Each of the media techniques poses new aesthetic questions. Firstly, media-immanent, which forms of representation make possible and requires the medium such as various forms of montage in photo, film and digital image media, secondly is the overall cultural context, that is, what reference does it have to existing media and art forms.

After photography was invented, painting was proclaimed dead, this is repeated in television in relation to film, yet painting and filming continue to this day. But the already established art and media forms react to the following developments not only in Impressionism, but also in Cubism and Surrealism, painting shows precisely those physiological and psychological aspects that escape photography. In contrast to the piecemeal and multi-voiced mass of information on television, cinema emphasizes the closed, emotionally binding story.
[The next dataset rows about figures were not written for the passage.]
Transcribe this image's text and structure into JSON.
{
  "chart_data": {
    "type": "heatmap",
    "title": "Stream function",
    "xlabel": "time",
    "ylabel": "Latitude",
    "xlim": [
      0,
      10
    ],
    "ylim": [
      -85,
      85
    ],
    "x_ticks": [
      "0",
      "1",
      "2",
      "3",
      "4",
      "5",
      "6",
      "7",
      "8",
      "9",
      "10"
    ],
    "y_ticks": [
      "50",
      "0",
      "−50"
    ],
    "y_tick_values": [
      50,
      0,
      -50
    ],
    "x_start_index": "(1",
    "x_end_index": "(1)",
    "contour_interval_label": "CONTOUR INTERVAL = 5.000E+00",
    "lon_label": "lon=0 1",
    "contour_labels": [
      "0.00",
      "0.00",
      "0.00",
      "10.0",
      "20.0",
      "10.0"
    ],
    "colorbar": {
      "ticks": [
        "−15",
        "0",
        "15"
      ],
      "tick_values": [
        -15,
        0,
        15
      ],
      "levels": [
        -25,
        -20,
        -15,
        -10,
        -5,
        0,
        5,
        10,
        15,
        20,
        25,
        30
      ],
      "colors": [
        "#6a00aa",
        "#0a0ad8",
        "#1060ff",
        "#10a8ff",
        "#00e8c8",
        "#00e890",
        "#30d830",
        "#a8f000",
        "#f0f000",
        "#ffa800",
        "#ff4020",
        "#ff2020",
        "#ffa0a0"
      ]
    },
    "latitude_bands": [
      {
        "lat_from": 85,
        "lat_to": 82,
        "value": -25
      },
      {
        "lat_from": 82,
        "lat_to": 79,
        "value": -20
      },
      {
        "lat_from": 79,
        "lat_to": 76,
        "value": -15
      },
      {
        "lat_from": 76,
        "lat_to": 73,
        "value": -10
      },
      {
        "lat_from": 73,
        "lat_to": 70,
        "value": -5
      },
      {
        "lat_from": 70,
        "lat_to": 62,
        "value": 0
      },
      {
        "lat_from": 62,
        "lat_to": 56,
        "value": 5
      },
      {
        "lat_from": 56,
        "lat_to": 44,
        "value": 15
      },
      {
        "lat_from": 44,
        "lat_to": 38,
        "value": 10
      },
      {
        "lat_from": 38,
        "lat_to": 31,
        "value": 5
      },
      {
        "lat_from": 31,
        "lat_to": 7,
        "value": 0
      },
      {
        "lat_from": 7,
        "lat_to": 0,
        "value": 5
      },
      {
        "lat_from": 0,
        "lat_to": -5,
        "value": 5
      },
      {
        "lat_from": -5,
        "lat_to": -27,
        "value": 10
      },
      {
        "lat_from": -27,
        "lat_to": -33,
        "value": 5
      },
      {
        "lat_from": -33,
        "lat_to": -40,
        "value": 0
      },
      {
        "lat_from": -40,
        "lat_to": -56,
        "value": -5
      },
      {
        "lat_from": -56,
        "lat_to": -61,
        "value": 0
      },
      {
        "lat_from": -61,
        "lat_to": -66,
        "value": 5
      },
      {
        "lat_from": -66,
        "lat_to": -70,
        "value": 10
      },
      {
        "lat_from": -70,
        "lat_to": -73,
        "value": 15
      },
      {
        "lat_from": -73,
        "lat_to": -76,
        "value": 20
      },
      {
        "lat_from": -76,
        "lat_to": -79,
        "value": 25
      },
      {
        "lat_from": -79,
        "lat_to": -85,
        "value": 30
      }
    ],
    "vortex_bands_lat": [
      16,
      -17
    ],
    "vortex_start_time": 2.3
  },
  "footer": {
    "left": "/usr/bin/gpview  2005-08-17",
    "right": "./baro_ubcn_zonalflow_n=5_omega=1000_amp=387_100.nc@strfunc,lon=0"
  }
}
Against the perfection of the industrial images, the artistic videos and performances set the breaking points and disturbances of a new authenticity. The avant-garde and the mainstream have thus been in an intensive interrelationship, both in terms of media and aesthetic situ, since the beginning of modernity.
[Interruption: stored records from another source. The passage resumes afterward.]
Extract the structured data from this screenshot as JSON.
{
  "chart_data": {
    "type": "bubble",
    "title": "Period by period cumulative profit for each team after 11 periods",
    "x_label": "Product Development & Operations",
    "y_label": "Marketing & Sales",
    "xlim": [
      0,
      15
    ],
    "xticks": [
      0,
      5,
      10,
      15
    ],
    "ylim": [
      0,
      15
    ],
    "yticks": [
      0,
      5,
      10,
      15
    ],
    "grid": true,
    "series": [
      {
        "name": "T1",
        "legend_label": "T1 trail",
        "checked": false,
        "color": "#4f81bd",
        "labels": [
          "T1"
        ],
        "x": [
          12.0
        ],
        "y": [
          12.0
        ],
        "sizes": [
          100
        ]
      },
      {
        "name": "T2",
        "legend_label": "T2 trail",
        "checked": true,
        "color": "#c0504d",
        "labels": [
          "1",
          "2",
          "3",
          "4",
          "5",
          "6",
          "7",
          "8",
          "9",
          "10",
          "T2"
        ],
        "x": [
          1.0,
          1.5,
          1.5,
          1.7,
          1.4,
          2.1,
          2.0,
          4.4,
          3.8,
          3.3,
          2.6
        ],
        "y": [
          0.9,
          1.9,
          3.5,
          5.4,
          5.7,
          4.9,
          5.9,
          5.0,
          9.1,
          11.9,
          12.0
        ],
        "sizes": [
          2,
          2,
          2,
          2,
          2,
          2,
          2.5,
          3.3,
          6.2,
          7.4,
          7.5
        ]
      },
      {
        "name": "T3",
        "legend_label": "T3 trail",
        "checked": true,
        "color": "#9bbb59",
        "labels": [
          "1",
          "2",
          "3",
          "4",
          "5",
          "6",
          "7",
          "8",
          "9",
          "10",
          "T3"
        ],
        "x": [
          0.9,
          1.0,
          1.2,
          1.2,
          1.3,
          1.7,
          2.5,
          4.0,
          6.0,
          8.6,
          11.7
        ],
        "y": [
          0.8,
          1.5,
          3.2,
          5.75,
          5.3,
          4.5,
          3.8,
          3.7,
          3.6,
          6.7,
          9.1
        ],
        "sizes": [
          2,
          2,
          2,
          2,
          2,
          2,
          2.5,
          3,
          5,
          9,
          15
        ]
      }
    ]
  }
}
Why is media used by artists?

There are two reasons why artists use the media. First reason lies in a loss of the broad impact of modern art, and is profoundly felt as it is clearly recognized. Since the emergence of the advanced medias at the end of the 19th century, at the latest at the beginning of the 20th century with the Abstraction and Cubism, advanced art has lost the general acceptance of the aesthetic “commonsense” of the contemporary population. The use of new techniques such as film and funk, which are potentially mass media, is linked to the hope of leading the avant-garde out of its self-inflicted isolation in order to “reconcile art and the people”, as Guillaume Apollinaire writes at the end of his book on Cubism in 1912.

The 1920s – 1960s

This development of contemporary media art was interrupted by the Second World War and only continued in the 1960s. There is a crucial difference between the utopias of the 1920s and the practice after the war. In the early 1920s, the film and radio were still seen as potential art forms, as if they were a continuation of art history by other means. In the 1960s, on the other hand, resignation spread to what is now called “the mass media” and is considered a lost ground for culture. Individual artists are working on alternative models in order to reclaim the media, at least symbolically, but without being able to change the commercially and politically shaped media system as a whole.